My DH was in this situation - his ex is vegetarian. We feed DSS a vegetarian diet when he is with us because to do otherwise would cause conflict - and conflict is definitely bad for kids. Personally I think conflict about food is particularly damaging. So small price to pay for a calmer relationship between separated parents. It's not a huge hassle, in fact I've enjoyed trying out different veggie recipes over the years.

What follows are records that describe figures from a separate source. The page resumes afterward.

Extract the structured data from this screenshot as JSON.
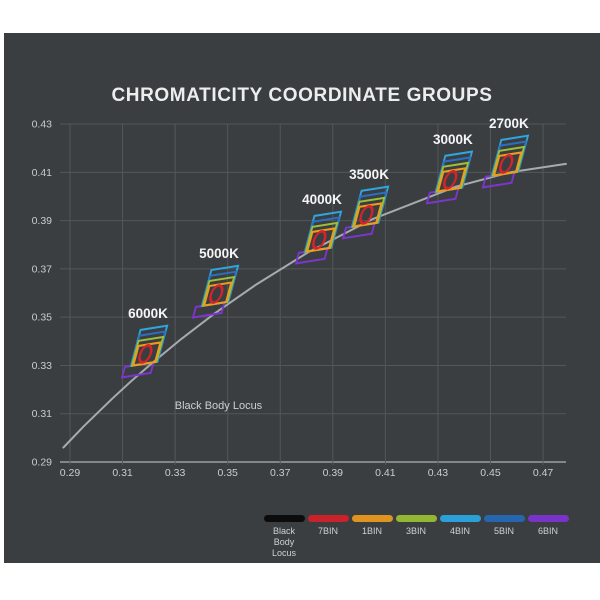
{
  "panel": {
    "title": "CHROMATICITY COORDINATE GROUPS",
    "background": "#3a3e41",
    "title_color": "#eceeee"
  },
  "chart_data": {
    "type": "line",
    "title": "CHROMATICITY COORDINATE GROUPS",
    "xlabel": "",
    "ylabel": "",
    "xlim": [
      0.29,
      0.47
    ],
    "ylim": [
      0.29,
      0.43
    ],
    "x_ticks": [
      0.29,
      0.31,
      0.33,
      0.35,
      0.37,
      0.39,
      0.41,
      0.43,
      0.45,
      0.47
    ],
    "y_ticks": [
      0.29,
      0.31,
      0.33,
      0.35,
      0.37,
      0.39,
      0.41,
      0.43
    ],
    "grid": true,
    "grid_color": "#53575a",
    "axis_color": "#9aa0a2",
    "curve": {
      "name": "Black Body Locus",
      "annotation": "Black Body Locus",
      "annotation_xy": [
        0.3465,
        0.312
      ],
      "color": "#a6abad",
      "points": [
        [
          0.2875,
          0.296
        ],
        [
          0.2952,
          0.3048
        ],
        [
          0.3064,
          0.3166
        ],
        [
          0.3135,
          0.3237
        ],
        [
          0.3221,
          0.3318
        ],
        [
          0.3324,
          0.341
        ],
        [
          0.3451,
          0.3516
        ],
        [
          0.3608,
          0.3635
        ],
        [
          0.3805,
          0.3768
        ],
        [
          0.4053,
          0.3907
        ],
        [
          0.4369,
          0.4041
        ],
        [
          0.4578,
          0.4101
        ],
        [
          0.4787,
          0.4135
        ]
      ]
    },
    "bin_groups": [
      {
        "label": "6000K",
        "cx": 0.3197,
        "cy": 0.336
      },
      {
        "label": "5000K",
        "cx": 0.3467,
        "cy": 0.3608
      },
      {
        "label": "4000K",
        "cx": 0.3859,
        "cy": 0.3832
      },
      {
        "label": "3500K",
        "cx": 0.4038,
        "cy": 0.3936
      },
      {
        "label": "3000K",
        "cx": 0.4357,
        "cy": 0.4081
      },
      {
        "label": "2700K",
        "cx": 0.457,
        "cy": 0.4147
      }
    ],
    "bin_colors": {
      "7BIN": "#d2242b",
      "1BIN": "#f09a1f",
      "3BIN": "#9cc037",
      "4BIN": "#2ea6e0",
      "5BIN": "#2b6fc0",
      "6BIN": "#7e35cf"
    },
    "legend": [
      {
        "label": "Black Body Locus",
        "color": "#0c0c0c"
      },
      {
        "label": "7BIN",
        "color": "#c9222a"
      },
      {
        "label": "1BIN",
        "color": "#df941f"
      },
      {
        "label": "3BIN",
        "color": "#93b733"
      },
      {
        "label": "4BIN",
        "color": "#2b9fd8"
      },
      {
        "label": "5BIN",
        "color": "#2566ae"
      },
      {
        "label": "6BIN",
        "color": "#7a33c8"
      }
    ]
  }
}
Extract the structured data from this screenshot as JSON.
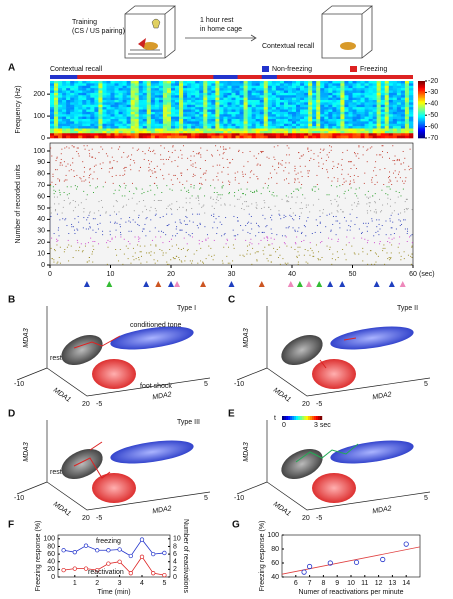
{
  "header": {
    "training": "Training",
    "training_sub": "(CS / US pairing)",
    "rest": "1 hour rest",
    "rest_sub": "in home cage",
    "recall": "Contextual recall"
  },
  "panel_a": {
    "label": "A",
    "title": "Contextual recall",
    "legend": [
      {
        "name": "Non-freezing",
        "color": "#2233cc"
      },
      {
        "name": "Freezing",
        "color": "#dd2222"
      }
    ],
    "nonfreezing_intervals": [
      [
        0,
        4.5
      ],
      [
        27,
        31
      ],
      [
        35,
        37.5
      ]
    ],
    "xlim": [
      0,
      60
    ],
    "xticks": [
      0,
      10,
      20,
      30,
      40,
      50,
      60
    ],
    "xunit": "(sec)",
    "spectrogram": {
      "ylabel": "Frequency (Hz)",
      "ylim": [
        0,
        260
      ],
      "yticks": [
        0,
        100,
        200
      ],
      "colorbar": {
        "lim": [
          -70,
          -20
        ],
        "ticks": [
          -20,
          -30,
          -40,
          -50,
          -60,
          -70
        ]
      }
    },
    "raster": {
      "ylabel": "Number of recorded units",
      "ylim": [
        0,
        107
      ],
      "yticks": [
        0,
        10,
        20,
        30,
        40,
        50,
        60,
        70,
        80,
        90,
        100
      ],
      "groups": [
        {
          "from": 70,
          "to": 105,
          "color": "#c0392b"
        },
        {
          "from": 60,
          "to": 70,
          "color": "#2ca02c"
        },
        {
          "from": 45,
          "to": 60,
          "color": "#9a9a9a"
        },
        {
          "from": 25,
          "to": 45,
          "color": "#3344bb"
        },
        {
          "from": 18,
          "to": 25,
          "color": "#cc44cc"
        },
        {
          "from": 0,
          "to": 18,
          "color": "#9a8a20"
        }
      ]
    },
    "events": {
      "x": [
        6.1,
        9.8,
        15.9,
        17.9,
        20,
        21,
        25.3,
        30,
        35,
        39.8,
        41.3,
        42.8,
        44.5,
        46.3,
        48.3,
        54,
        56.5,
        58.3
      ],
      "colors": [
        "#1f3fbf",
        "#33bb33",
        "#1f3fbf",
        "#cc5522",
        "#1f3fbf",
        "#ee88bb",
        "#cc5522",
        "#1f3fbf",
        "#cc5522",
        "#ee88bb",
        "#33bb33",
        "#ee88bb",
        "#33bb33",
        "#1f3fbf",
        "#1f3fbf",
        "#1f3fbf",
        "#1f3fbf",
        "#ee88bb"
      ]
    }
  },
  "panels_3d": [
    {
      "label": "B",
      "type": "Type I",
      "rest": "rest",
      "tone": "conditioned tone",
      "shock": "foot shock",
      "axes": [
        "MDA1",
        "MDA2",
        "MDA3"
      ],
      "ticks": [
        "-10",
        "20",
        "-5",
        "5"
      ]
    },
    {
      "label": "C",
      "type": "Type II",
      "axes": [
        "MDA1",
        "MDA2",
        "MDA3"
      ],
      "ticks": [
        "-10",
        "20",
        "-5",
        "5"
      ]
    },
    {
      "label": "D",
      "type": "Type III",
      "rest": "rest",
      "axes": [
        "MDA1",
        "MDA2",
        "MDA3"
      ],
      "ticks": [
        "-10",
        "20",
        "-5",
        "5"
      ]
    },
    {
      "label": "E",
      "axes": [
        "MDA1",
        "MDA2",
        "MDA3"
      ],
      "ticks": [
        "-10",
        "20",
        "-5",
        "5"
      ],
      "colorbar": [
        "t",
        "0",
        "3 sec"
      ]
    }
  ],
  "chart_data": [
    {
      "type": "line",
      "panel_label": "F",
      "xlabel": "Time (min)",
      "ylabel": "Freezing response (%)",
      "y2label": "Number of reactivations",
      "x": [
        0.5,
        1,
        1.5,
        2,
        2.5,
        3,
        3.5,
        4,
        4.5,
        5
      ],
      "xlim": [
        0.25,
        5.25
      ],
      "xticks": [
        1,
        2,
        3,
        4,
        5
      ],
      "ylim": [
        0,
        110
      ],
      "yticks": [
        0,
        20,
        40,
        60,
        80,
        100
      ],
      "y2lim": [
        0,
        11
      ],
      "y2ticks": [
        0,
        2,
        4,
        6,
        8,
        10
      ],
      "series": [
        {
          "name": "freezing",
          "color": "#2233cc",
          "values": [
            70,
            65,
            82,
            70,
            70,
            72,
            55,
            98,
            60,
            63
          ]
        },
        {
          "name": "reactivation",
          "color": "#dd2222",
          "axis": "y2",
          "values": [
            1.8,
            2.2,
            2.2,
            1.8,
            3.5,
            4,
            1,
            5.3,
            1,
            0.5
          ]
        }
      ]
    },
    {
      "type": "scatter",
      "panel_label": "G",
      "xlabel": "Numer of reactivations per minute",
      "ylabel": "Freezing response (%)",
      "x": [
        6.6,
        7,
        8.5,
        10.4,
        12.3,
        14
      ],
      "values": [
        47,
        55,
        60,
        61,
        65,
        87
      ],
      "color": "#2233cc",
      "xlim": [
        5,
        15
      ],
      "xticks": [
        6,
        7,
        8,
        9,
        10,
        11,
        12,
        13,
        14
      ],
      "ylim": [
        40,
        100
      ],
      "yticks": [
        40,
        60,
        80,
        100
      ],
      "fit": {
        "x": [
          5,
          15
        ],
        "y": [
          44,
          83
        ],
        "color": "#e04040"
      }
    }
  ]
}
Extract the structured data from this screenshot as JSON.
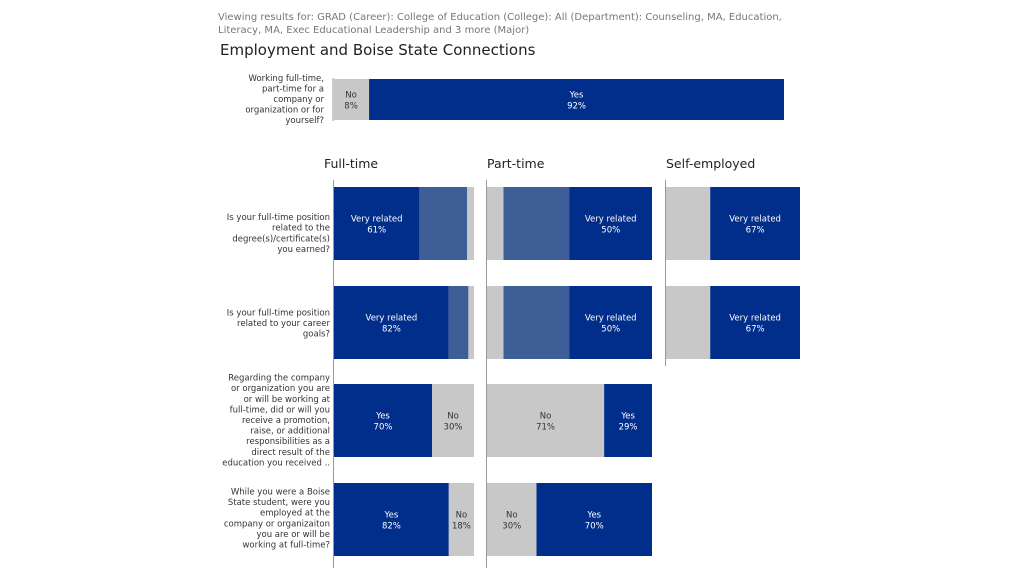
{
  "header": {
    "filter_text": "Viewing results for: GRAD (Career): College of Education (College): All (Department): Counseling, MA, Education, Literacy, MA, Exec Educational Leadership and 3 more (Major)",
    "title": "Employment and Boise State Connections"
  },
  "colors": {
    "dark_blue": "#002E8A",
    "mid_blue": "#3D5E96",
    "gray": "#C8C8C8",
    "divider": "#999999"
  },
  "chart_data": {
    "type": "bar",
    "orientation": "horizontal-stacked-percent",
    "top_question": {
      "question_lines": [
        "Working full-time,",
        "part-time for a",
        "company or",
        "organization or for",
        "yourself?"
      ],
      "segments": [
        {
          "label": "No",
          "value": 8,
          "value_text": "8%",
          "color": "gray"
        },
        {
          "label": "Yes",
          "value": 92,
          "value_text": "92%",
          "color": "dark_blue"
        }
      ]
    },
    "columns": [
      "Full-time",
      "Part-time",
      "Self-employed"
    ],
    "rows": [
      {
        "question_lines": [
          "Is your full-time position",
          "related to the",
          "degree(s)/certificate(s)",
          "you earned?"
        ],
        "cells": [
          [
            {
              "label": "Very related",
              "value": 61,
              "value_text": "61%",
              "color": "dark_blue"
            },
            {
              "label": "",
              "value": 34,
              "value_text": "",
              "color": "mid_blue"
            },
            {
              "label": "",
              "value": 5,
              "value_text": "",
              "color": "gray"
            }
          ],
          [
            {
              "label": "",
              "value": 10,
              "value_text": "",
              "color": "gray"
            },
            {
              "label": "",
              "value": 40,
              "value_text": "",
              "color": "mid_blue"
            },
            {
              "label": "Very related",
              "value": 50,
              "value_text": "50%",
              "color": "dark_blue"
            }
          ],
          [
            {
              "label": "",
              "value": 33,
              "value_text": "",
              "color": "gray"
            },
            {
              "label": "Very related",
              "value": 67,
              "value_text": "67%",
              "color": "dark_blue"
            }
          ]
        ]
      },
      {
        "question_lines": [
          "Is your full-time position",
          "related to your career",
          "goals?"
        ],
        "cells": [
          [
            {
              "label": "Very related",
              "value": 82,
              "value_text": "82%",
              "color": "dark_blue"
            },
            {
              "label": "",
              "value": 14,
              "value_text": "",
              "color": "mid_blue"
            },
            {
              "label": "",
              "value": 4,
              "value_text": "",
              "color": "gray"
            }
          ],
          [
            {
              "label": "",
              "value": 10,
              "value_text": "",
              "color": "gray"
            },
            {
              "label": "",
              "value": 40,
              "value_text": "",
              "color": "mid_blue"
            },
            {
              "label": "Very related",
              "value": 50,
              "value_text": "50%",
              "color": "dark_blue"
            }
          ],
          [
            {
              "label": "",
              "value": 33,
              "value_text": "",
              "color": "gray"
            },
            {
              "label": "Very related",
              "value": 67,
              "value_text": "67%",
              "color": "dark_blue"
            }
          ]
        ]
      },
      {
        "question_lines": [
          "Regarding the company",
          "or organization you are",
          "or will be working at",
          "full-time, did or will you",
          "receive a promotion,",
          "raise, or additional",
          "responsibilities as a",
          "direct result of the",
          "education you received .."
        ],
        "cells": [
          [
            {
              "label": "Yes",
              "value": 70,
              "value_text": "70%",
              "color": "dark_blue"
            },
            {
              "label": "No",
              "value": 30,
              "value_text": "30%",
              "color": "gray"
            }
          ],
          [
            {
              "label": "No",
              "value": 71,
              "value_text": "71%",
              "color": "gray"
            },
            {
              "label": "Yes",
              "value": 29,
              "value_text": "29%",
              "color": "dark_blue"
            }
          ],
          null
        ]
      },
      {
        "question_lines": [
          "While you were a Boise",
          "State student, were you",
          "employed at the",
          "company or organizaiton",
          "you are or will be",
          "working at full-time?"
        ],
        "cells": [
          [
            {
              "label": "Yes",
              "value": 82,
              "value_text": "82%",
              "color": "dark_blue"
            },
            {
              "label": "No",
              "value": 18,
              "value_text": "18%",
              "color": "gray"
            }
          ],
          [
            {
              "label": "No",
              "value": 30,
              "value_text": "30%",
              "color": "gray"
            },
            {
              "label": "Yes",
              "value": 70,
              "value_text": "70%",
              "color": "dark_blue"
            }
          ],
          null
        ]
      }
    ]
  }
}
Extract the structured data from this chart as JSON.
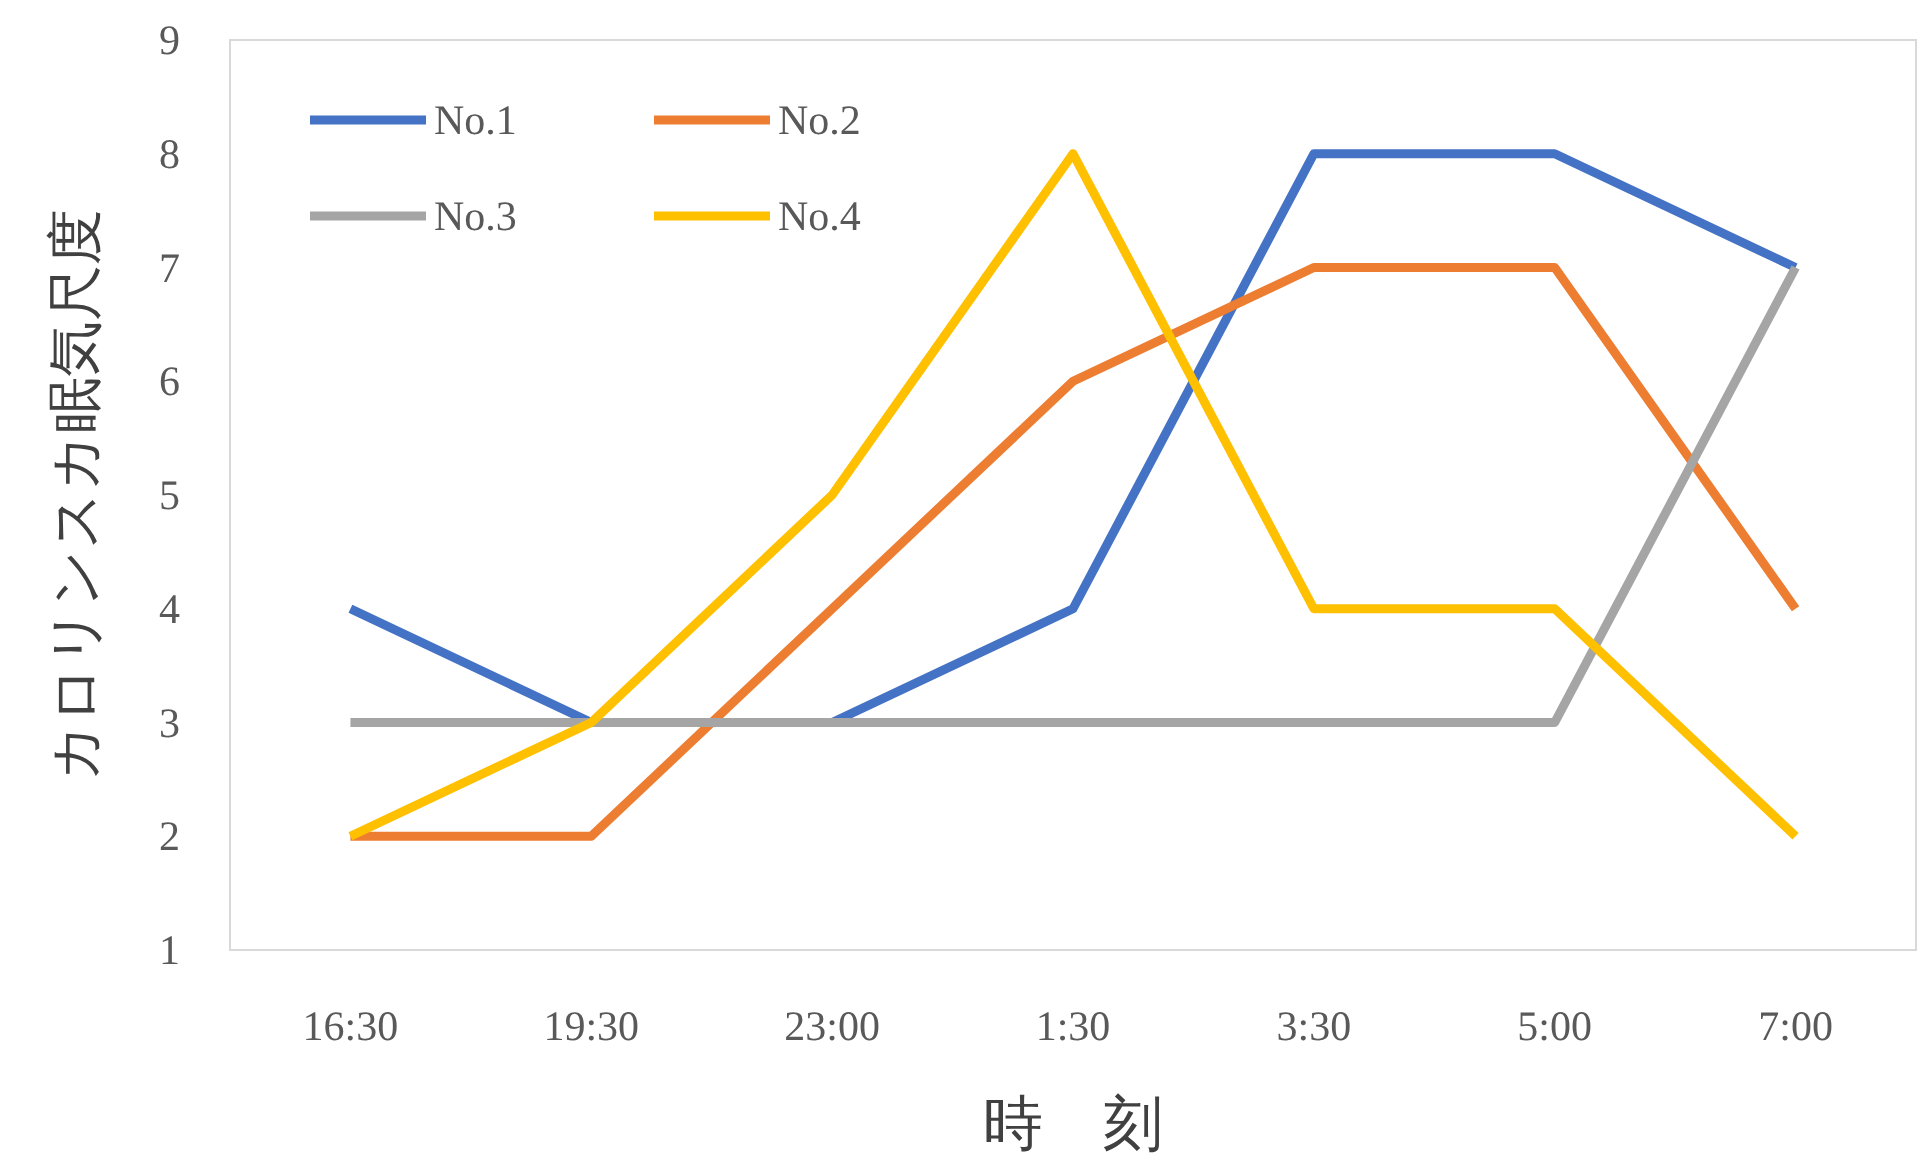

So to be reassuring, I don't think there is any way the courts would make a veggie mother feed her child meat, or find that her choices were a problem (unless they were so restrictive the child was suffering, obvs). The conflict around diet is part of a wider picture of difficulty in communication/working together. Trouble is, in terms of either/or decisions, someone has to be the adult about it and put the child first. If you know the ex will feed the child meat there is no point asking for an undertaking that he won't. In that situation, you just have to give the child emotional permission to eat what Dad provides and accept it.

And please, no 'packed lunches'. That just gives the child the message that Dad can't be trusted to feed them.